Audrey fixates on the young man, Colm (Jared Abrahamson), that attacked Agatha at the funeral, using him to flex her growing power and enact vengeance. It’s here where the horrors begin and with it some fantastic imagery. Still, the why of it remains held out of reach. Not knowing much about these characters and their motivations makes it difficult to care. It doesn’t help that most of them seem petulant and devoid of emotional depth beyond fear and wrath. The first appearance of Colm’s wife, Bridget (Hannah Emily Anderson), is while she’s sleeping. Once awake, she’s already under a supernatural attack. Meaning she has no identity outside of being cursed. We empathize solely because of her circumstance; there’s nothing else to her character.
That applies across the board in a script more interested in telling, not showing. Except it doesn’t say much; Lee keeps the answers dangled so far out of reach that it makes for a sparse narrative. These characters drift through a series of actions and beats without agency. It does at least lend a cursed tone to Lee’s drab, atmospheric aesthetic.
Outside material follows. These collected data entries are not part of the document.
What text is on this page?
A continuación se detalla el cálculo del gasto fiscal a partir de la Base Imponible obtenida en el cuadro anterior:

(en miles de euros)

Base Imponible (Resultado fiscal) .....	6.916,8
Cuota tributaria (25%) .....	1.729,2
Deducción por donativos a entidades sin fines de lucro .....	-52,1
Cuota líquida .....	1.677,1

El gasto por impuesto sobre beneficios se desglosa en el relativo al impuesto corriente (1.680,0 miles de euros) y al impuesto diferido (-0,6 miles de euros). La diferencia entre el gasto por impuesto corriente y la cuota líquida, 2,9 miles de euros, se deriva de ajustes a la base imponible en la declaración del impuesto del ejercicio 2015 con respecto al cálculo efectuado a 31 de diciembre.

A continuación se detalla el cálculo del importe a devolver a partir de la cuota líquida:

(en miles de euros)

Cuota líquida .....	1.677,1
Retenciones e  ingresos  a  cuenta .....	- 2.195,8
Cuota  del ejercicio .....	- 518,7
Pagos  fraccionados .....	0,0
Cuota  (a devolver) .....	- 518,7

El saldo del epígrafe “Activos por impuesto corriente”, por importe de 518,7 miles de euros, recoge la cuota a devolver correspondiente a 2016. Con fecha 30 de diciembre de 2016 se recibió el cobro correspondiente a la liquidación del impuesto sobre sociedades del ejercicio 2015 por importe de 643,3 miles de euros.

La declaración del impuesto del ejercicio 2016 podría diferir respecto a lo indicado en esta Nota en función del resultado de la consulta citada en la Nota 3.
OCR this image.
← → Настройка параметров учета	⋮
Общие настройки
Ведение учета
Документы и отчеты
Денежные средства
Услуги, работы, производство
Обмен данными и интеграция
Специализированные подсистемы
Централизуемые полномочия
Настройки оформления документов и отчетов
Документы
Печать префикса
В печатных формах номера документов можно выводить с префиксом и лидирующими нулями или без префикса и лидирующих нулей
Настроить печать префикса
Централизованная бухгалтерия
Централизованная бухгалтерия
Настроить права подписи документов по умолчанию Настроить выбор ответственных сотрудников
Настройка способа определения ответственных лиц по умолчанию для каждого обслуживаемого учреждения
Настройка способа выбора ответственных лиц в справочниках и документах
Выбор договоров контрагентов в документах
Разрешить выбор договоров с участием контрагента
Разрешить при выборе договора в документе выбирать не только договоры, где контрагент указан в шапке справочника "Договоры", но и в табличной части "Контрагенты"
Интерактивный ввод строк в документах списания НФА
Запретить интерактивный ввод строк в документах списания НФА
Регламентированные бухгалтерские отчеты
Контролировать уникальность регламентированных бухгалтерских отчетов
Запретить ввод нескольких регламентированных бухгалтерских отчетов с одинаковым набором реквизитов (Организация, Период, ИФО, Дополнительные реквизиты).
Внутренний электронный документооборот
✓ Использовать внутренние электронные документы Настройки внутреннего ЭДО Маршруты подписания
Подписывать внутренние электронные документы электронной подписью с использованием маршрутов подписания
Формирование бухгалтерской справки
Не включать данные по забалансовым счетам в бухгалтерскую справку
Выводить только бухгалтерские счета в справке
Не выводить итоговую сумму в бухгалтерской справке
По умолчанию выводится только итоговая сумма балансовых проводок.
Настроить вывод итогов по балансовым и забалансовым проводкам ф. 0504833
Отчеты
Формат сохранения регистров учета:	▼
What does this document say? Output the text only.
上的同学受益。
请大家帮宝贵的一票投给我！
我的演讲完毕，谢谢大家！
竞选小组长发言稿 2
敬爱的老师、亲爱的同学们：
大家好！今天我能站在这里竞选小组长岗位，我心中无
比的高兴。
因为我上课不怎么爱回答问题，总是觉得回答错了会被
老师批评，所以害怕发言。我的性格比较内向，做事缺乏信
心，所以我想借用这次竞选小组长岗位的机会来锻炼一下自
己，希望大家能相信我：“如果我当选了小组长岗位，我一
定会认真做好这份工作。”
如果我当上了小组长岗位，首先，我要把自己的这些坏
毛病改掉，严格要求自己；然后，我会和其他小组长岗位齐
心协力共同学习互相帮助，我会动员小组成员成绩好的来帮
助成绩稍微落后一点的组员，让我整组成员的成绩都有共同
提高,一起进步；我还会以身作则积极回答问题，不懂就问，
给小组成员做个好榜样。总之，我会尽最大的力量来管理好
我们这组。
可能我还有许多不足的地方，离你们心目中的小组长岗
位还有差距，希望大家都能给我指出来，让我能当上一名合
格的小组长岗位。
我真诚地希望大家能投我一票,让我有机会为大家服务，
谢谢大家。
On a technical level, Lee directs with proficiency, and the camera work is great. The imagery can be nightmarish, and it leans into the bloodier side of occultism. In other words, this movie favors style over substance. There’s a sturdy outline of a plot here, but Lee fills in the gaps with visuals. The languid pacing doesn’t build into a satisfying payoff; it just fades into the ether. It’s an unfocused folktale that wears its influences on its sleeves but doesn’t quite know what to do with them. The real curse of Audrey Earnshaw is that her spell is too vague and unfocused to be effective.
The Curse of Audrey Earnshaw made its world premiere at the Fantasia International Film Festival.